Charles Ellicott Commentary Mark 9:42-48

Charles Ellicott Commentary

Mark 9:42-48

1819–1905
Anglican
Charles Ellicott
Charles Ellicott

Charles Ellicott Commentary

Mark 9:42-48

1819–1905
Anglican
SCRIPTURE

"And whosoever shall cause one of these little ones that believe on me to stumble, it were better for him if a great millstone were hanged about his neck, and he were cast into the sea. And if thy hand cause thee to stumble, cut it off: it is good for thee to enter into life maimed, rather than having thy two hands to go into hell, into the unquenchable fire. [where their worm dieth not, and the fire is not quenched.] And if thy foot cause thee to stumble, cut it off: it is good for thee to enter into life halt, rather than having thy two feet to be cast into hell. [where their worm dieth not, and the fire is not quenched.] And if thine eye cause thee to stumble, cast it out: it is good for thee to enter into the kingdom of God with one eye, rather than having two eyes to be cast into hell; where their worm dieth not, and the fire is not quenched." — Mark 9:42-48 (ASV)

Whosoever shall offend. See Notes on Matthew 18:6-9. The verbal, or nearly verbal, reproduction of these verses indicates the impression that they had made on the disciples. It may be noted, however, that St. Mark omits the Woe unto the world because of offences . . ., which we find in St. Matthew, and that the emphatic thrice-repeated words, Where their worm dieth not, and the fire is not quenched, are found only in St.
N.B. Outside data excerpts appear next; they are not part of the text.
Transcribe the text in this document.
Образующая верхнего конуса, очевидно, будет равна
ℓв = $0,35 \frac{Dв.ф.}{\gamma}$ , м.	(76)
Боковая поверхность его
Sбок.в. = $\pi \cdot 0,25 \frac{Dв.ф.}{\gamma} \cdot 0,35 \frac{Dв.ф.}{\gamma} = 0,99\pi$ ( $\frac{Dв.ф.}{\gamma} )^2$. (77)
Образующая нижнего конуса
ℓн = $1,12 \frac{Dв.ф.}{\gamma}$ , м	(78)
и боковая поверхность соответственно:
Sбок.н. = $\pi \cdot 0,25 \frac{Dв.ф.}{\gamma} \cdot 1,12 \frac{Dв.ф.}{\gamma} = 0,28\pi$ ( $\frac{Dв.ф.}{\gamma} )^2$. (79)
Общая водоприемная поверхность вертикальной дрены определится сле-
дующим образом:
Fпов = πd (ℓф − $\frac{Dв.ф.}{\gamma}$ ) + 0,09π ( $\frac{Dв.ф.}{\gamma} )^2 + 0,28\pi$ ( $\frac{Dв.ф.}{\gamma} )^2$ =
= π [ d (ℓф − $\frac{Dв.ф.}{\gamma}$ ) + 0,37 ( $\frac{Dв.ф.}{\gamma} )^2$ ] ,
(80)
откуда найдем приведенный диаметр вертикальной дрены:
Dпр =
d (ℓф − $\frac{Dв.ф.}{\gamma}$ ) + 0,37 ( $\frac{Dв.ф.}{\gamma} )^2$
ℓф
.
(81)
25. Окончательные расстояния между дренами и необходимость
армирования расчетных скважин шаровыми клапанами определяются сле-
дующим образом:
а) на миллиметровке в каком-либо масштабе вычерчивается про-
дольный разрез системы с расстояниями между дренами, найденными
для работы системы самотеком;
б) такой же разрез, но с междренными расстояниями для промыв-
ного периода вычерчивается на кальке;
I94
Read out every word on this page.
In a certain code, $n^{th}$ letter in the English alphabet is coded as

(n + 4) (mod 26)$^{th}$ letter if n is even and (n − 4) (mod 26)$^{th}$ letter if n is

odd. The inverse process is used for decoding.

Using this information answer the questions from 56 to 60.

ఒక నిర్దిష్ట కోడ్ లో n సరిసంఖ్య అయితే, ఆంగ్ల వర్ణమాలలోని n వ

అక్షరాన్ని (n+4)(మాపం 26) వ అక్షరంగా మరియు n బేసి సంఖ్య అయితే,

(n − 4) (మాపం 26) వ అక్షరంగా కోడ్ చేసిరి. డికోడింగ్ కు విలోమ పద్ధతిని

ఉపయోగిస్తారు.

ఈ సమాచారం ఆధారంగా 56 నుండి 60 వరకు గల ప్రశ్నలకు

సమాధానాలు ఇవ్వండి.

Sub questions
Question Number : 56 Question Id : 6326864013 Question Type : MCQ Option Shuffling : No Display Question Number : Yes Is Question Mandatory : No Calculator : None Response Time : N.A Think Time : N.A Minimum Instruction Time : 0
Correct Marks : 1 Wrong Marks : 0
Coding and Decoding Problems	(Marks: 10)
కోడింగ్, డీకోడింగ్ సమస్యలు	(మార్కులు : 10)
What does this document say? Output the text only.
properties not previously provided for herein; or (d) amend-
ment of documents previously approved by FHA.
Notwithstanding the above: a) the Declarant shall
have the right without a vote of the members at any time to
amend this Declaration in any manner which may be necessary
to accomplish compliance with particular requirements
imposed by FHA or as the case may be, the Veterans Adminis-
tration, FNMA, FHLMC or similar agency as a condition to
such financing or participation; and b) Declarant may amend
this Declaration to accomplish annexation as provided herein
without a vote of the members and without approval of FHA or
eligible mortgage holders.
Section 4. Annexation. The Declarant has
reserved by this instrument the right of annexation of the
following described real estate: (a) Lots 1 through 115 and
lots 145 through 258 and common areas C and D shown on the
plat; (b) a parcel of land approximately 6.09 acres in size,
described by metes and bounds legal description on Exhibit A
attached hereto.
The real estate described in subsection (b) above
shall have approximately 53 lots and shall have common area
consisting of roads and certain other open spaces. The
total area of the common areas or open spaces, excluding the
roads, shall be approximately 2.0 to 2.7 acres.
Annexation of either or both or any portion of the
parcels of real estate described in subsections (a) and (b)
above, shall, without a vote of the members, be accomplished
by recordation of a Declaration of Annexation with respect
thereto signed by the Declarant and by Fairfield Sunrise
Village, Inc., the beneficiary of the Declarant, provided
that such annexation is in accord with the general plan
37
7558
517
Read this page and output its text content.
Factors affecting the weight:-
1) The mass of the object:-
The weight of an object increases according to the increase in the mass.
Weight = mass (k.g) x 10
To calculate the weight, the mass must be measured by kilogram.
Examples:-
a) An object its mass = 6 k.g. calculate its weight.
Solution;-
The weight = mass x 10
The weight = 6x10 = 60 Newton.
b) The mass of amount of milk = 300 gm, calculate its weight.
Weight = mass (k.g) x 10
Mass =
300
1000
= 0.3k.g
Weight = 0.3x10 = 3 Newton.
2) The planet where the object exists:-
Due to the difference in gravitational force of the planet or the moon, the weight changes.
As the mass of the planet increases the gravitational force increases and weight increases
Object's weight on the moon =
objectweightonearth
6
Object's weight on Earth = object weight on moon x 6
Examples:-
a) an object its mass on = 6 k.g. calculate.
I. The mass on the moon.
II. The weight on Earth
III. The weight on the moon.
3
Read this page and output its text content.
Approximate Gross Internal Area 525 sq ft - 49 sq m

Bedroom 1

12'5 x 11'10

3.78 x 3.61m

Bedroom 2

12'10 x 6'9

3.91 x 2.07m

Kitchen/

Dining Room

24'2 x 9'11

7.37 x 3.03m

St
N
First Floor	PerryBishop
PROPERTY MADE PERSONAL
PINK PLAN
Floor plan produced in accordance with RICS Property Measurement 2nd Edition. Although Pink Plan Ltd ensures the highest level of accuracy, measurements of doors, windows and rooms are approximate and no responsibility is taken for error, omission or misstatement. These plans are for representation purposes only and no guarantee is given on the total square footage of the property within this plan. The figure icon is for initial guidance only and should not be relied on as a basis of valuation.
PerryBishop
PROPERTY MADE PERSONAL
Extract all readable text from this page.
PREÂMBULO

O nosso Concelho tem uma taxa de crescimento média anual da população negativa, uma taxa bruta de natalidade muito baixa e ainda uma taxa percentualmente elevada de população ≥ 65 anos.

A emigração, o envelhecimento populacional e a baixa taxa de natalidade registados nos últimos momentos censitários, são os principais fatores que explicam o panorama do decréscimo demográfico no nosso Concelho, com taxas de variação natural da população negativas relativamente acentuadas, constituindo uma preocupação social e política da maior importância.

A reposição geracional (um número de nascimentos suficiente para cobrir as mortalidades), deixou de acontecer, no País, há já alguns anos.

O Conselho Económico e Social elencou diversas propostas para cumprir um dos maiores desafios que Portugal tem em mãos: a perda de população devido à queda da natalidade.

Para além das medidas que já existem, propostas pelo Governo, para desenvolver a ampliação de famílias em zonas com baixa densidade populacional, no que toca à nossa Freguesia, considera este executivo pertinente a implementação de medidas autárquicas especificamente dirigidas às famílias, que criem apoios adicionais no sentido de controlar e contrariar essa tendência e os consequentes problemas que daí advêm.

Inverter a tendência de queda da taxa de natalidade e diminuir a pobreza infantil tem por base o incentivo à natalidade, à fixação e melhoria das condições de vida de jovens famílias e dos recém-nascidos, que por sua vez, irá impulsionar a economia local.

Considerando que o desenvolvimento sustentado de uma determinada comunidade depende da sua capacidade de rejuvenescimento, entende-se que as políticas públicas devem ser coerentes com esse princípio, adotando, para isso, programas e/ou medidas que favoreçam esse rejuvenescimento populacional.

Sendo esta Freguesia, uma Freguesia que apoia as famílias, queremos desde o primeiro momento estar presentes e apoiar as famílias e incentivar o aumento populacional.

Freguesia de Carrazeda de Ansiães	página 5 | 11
Mark. It should be noted, however, that in Mark 9:43; Mark 9:45 the words into the fire that never shall be quenched are omitted in some of the best MSS., and that the same MSS., and others, omit both Mark 9:44; Mark 9:46, leaving Mark 9:48 to stand as the only description of Gehenna.

Into hell. Better, Gehenna, to distinguish it from the other word “Hades,” also translated “Hell.” (See Notes on Matthew 5:22.)

Where their worm dieth not. The words are taken almost literatim from the closing verse of Isaiah (Isaiah 66:24), where they appear as part of the description of the triumph of Jehovah. The true worshippers should serve in His Temple continually, and they should go forth and see the carcasses of the transgressors, for their worm shall not die, neither shall their fire be quenched, and they shall be an abhorrence to all flesh. The scenery is, like that of Isaiah 63:1-6, drawn from the slaughter of earthly battles, and the prophet exults in vision over the putrid carcasses and the blazing fires that consume them, and thinks of that scene as perpetuated throughout eternity.

The imagery was thus already familiar, and it coalesced naturally with the ideas of Gehenna. Possibly the valley of Hinnom, as the great cloaca of Jerusalem, receiving its solid as well as its fluid sewage, with putrid offal and blazing fires consuming them, had become in this way a visible type of the unseen Gehenna; but the authorities are hardly definite enough to warrant the positive statement that it presented such a scene.

The interpretation of the symbols (for a literal acceptance of the words is obviously out of the question) is not far to seek. Almost all Christian thinkers have seen in the gnawing worm the anguish of an endless remorse, the memory of past sins. Fire retains its usual force as the expression of the righteousness of God (Hebrews 12:29) manifesting itself to the consciousness of the sinner in all its awfulness, purifying where there is any desire, and therefore capacity, for purification, but never altering its essential character, even as the fire never can be quenched. The words distinctly declare this, as the law of righteous retribution. They do not absolutely exclude the thought that the fire may consume or destroy what it cannot purify; still less do they affirm that it will.